Bevel gear pairs are employed extensively in transmission systems, such as vehicle transmissions (rear axle drive), aircraft engines/turbines and helicopter gears, to transfer power between non-parallel shafts at high speed or high torque. The most complex form of bevel gear is the spiral bevel gear (SBG). SBG pairs are commonly used in applications that require high load capacity at higher operating speeds than are typically possible with other types of bevel gear. When manufactured in a metal-cutting process, spiral bevel gears can either be produced using single indexing (a face-milling method, which is considered in this study) or continuous indexing (a face-hobbing method). Due to manufacturing imperfections and the flexibility of components, the system might experience misalignments that intensify or exert a destructive effect on the gear vibration, which causes disruption in the stress distribution, thereby decreasing the lifetime of the gearbox. The main purpose of this study is to carry out loaded tooth contact analysis (LTCA) and unloaded tooth contact analysis (UTCA) for an SBG pair in the presence of two types of misalignment, axial and radial misalignment, and represent their effects on the mesh stiffness (MS).
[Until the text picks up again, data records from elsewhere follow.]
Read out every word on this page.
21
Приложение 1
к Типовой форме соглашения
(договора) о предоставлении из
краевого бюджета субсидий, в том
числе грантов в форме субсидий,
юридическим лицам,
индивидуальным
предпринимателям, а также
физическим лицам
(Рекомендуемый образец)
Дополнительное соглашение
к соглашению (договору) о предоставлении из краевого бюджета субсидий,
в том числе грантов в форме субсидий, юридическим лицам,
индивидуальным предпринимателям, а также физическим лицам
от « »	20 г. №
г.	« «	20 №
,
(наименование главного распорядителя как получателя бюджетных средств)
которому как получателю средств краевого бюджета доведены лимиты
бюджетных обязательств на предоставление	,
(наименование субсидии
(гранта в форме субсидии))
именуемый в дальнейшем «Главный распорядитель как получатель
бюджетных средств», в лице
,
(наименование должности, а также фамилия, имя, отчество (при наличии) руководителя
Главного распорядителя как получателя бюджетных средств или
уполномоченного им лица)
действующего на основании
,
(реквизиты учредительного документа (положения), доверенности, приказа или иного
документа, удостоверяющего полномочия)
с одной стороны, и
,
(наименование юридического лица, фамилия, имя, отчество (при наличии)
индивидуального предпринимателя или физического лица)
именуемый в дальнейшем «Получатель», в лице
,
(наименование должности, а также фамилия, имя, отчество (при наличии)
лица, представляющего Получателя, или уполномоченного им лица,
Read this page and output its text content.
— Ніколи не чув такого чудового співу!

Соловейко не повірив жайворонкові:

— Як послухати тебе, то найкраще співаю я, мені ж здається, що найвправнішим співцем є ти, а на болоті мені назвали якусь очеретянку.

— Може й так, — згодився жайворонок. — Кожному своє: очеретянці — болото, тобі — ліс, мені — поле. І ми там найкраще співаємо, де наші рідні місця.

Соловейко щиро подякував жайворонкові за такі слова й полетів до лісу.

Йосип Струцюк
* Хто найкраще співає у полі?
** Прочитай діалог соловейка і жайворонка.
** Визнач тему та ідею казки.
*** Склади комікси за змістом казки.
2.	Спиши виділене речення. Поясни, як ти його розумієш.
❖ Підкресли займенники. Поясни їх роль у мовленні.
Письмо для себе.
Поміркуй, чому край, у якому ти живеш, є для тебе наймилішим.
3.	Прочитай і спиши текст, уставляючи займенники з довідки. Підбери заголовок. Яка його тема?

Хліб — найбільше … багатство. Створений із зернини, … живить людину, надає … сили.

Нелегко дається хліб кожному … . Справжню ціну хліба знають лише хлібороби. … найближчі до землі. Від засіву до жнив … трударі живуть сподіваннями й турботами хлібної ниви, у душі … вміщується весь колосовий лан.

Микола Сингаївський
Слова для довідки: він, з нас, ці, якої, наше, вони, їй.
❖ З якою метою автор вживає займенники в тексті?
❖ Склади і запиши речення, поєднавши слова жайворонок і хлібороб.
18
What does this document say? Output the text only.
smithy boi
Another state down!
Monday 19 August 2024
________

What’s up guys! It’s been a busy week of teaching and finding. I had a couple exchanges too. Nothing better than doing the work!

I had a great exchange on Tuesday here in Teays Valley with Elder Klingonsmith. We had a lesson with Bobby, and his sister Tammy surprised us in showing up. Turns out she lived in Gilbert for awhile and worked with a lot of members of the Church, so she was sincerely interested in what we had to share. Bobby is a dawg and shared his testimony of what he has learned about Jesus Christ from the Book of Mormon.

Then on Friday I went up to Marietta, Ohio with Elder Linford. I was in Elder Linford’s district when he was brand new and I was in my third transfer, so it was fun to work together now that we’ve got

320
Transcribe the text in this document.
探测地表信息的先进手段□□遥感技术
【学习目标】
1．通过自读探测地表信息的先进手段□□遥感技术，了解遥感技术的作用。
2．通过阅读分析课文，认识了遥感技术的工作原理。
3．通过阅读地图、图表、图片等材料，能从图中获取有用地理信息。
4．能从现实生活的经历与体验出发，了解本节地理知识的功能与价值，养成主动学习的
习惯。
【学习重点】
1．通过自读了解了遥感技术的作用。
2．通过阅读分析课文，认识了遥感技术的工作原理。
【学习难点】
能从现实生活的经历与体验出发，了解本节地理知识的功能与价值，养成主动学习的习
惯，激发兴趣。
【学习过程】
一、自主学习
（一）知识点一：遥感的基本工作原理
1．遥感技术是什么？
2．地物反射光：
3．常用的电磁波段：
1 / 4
To calculate the MS, it is essential to determine the geometrical mismatch between two mating tooth profiles by means of UTCA. To conduct LTCA, three main approaches can be utilised: the finite element method (FEM) and experimental and analytical approaches. Due to the development of software packages during the last decade, Transmission3D-Calyx, an FEM-based software, is used in this study to carry out LTCA and UTCA. Finally, the MS for different misalignment cases is compared to represent the effect of misalignment on the SBG pair.